L'empreinte carbone du streaming, des e-mails et de l'IA — plus petite qu'on te l'a dit
Peu de sujets d’empreinte attirent autant de mauvais chiffres que le numérique. Une affirmation virale de 2020 mettait une heure de Netflix à 1,6 kg de CO₂ ; le vrai chiffre, après correction du calcul par l’AIE et Carbon Brief, est plus proche de 36 à 55 grammes — environ 30 fois moins. L’empreinte numérique est réelle, mais la version honnête est bien plus petite que la version qui fait peur.
Les chiffres sourcés, par usage
Des ordres de grandeur (ils varient selon l’appareil, le réseau et le mix électrique) :
- Une heure de streaming vidéo : ~36–55 g de CO₂ en moyenne — l’équivalent de quelques bouilloires. Sur téléphone en Wi-Fi, c’est bien moins que sur un grand téléviseur ; c’est l’écran qui pèse le plus, pas les données.
- Un e-mail : ~0,3–4 g, selon les pièces jointes. Le fameux conseil « envoie moins d’e-mails » économise des grammes.
- Une requête à un chatbot IA : très grossièrement 2–5 g selon les estimations actuelles — petit à l’unité, mais ça s’additionne sur des milliards de requêtes et ça monte avec la taille des modèles.
- Une année d’internet domestique + streaming : des dizaines de kilos — réel, mais une erreur d’arrondi à côté d’un seul vol.
Et en France, c’est encore plus petit : avec une électricité à environ 50 g de CO₂ par kWh (RTE / Our World in Data), la part « énergie d’usage » de ces chiffres mondiaux fond encore. L’argument culpabilisant sur ta série du soir tient encore moins ici qu’ailleurs.

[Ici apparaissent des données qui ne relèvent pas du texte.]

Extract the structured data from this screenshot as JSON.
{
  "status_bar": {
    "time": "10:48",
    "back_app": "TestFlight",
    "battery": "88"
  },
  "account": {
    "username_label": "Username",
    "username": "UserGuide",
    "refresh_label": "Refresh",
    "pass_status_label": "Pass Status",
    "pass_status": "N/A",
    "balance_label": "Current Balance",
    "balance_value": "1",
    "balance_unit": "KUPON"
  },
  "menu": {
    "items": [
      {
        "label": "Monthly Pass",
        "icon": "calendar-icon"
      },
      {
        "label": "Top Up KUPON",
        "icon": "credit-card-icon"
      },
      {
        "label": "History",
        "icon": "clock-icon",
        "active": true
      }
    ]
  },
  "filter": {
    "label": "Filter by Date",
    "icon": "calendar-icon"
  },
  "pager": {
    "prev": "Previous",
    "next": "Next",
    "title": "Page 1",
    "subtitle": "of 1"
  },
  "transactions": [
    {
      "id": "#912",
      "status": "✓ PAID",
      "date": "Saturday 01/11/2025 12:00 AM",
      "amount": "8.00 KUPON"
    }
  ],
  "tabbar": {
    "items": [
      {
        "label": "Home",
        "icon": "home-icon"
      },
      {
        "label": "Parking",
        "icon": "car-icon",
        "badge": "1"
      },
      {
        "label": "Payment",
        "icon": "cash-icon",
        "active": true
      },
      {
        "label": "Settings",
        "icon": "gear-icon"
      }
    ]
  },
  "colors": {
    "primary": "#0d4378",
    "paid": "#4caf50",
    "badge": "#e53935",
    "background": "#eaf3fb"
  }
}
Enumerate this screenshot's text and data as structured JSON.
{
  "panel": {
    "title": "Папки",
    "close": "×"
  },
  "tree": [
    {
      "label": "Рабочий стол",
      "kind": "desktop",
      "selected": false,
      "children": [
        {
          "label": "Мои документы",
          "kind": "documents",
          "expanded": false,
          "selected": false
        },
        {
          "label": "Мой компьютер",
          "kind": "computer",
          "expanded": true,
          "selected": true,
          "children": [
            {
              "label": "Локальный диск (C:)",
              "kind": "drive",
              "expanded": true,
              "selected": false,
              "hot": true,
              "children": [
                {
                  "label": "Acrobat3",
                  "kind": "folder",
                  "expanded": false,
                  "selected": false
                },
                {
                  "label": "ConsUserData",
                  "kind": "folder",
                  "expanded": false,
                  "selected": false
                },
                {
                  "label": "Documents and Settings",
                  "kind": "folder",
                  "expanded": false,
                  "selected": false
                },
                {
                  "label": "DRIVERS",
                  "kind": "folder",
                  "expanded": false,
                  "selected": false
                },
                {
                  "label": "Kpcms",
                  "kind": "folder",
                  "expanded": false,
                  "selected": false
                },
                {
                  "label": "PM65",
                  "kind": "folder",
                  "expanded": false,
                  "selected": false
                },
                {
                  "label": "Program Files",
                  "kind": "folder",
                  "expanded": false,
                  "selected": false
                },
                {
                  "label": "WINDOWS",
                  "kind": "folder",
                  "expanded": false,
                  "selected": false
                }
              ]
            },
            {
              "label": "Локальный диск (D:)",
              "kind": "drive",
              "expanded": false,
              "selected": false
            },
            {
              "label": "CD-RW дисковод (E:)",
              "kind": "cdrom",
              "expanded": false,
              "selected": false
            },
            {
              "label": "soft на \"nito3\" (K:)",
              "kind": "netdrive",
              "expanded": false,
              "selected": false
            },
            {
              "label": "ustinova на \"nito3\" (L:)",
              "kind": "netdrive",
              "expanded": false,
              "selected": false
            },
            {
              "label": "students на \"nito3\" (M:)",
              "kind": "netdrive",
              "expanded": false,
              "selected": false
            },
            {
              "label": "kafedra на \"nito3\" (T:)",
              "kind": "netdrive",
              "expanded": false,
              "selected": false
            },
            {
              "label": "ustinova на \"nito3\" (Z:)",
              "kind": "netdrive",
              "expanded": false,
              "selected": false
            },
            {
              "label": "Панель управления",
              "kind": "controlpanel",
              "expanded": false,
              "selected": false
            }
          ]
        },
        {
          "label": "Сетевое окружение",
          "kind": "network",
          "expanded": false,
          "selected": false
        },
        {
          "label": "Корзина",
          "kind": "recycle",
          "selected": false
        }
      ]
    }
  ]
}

Où est la vraie inquiétude
Les chiffres par usage sont petits, mais deux choses méritent une attention sérieuse :
- La croissance des centres de données. Ils représentent environ 1 à 1,5 % de l’électricité mondiale aujourd’hui, et l’IA pousse ce chiffre vite. (Le minage de crypto est un poste à part, à l’échelle d’un pays — voir l’empreinte du Bitcoin.) La question systémique — à quelle vitesse cette électricité se décarbone — compte bien plus que de savoir si toi, tu envoies un e-mail de moins.
- Le matériel, pas les données. Fabriquer le téléphone, l’ordinateur ou la télé écrase généralement l’énergie de leur usage. Garder un appareil deux ans de plus bat presque n’importe quel réglage d’utilisation.
La conclusion honnête
Couper la lecture automatique ne sauvera pas le climat, et la « détox numérique pour la planète » n’est pas là où sont les tonnes. Ton année de streaming se mesure en kilos ; tes vols, ta voiture et ton chauffage se mesurent en tonnes. Le geste numérique utile, c’est acheter moins de matériel et le garder plus longtemps — l’usage est bon marché, la fabrication non. Pour tout le reste, ce sont les quatre grands postes qui méritent ton attention.
Sources : Agence internationale de l’énergie, « The carbon footprint of streaming video: fact-checking the headlines » ; analyse de Carbon Brief sur les estimations du streaming ; estimations de l’AIE sur l’électricité des centres de données.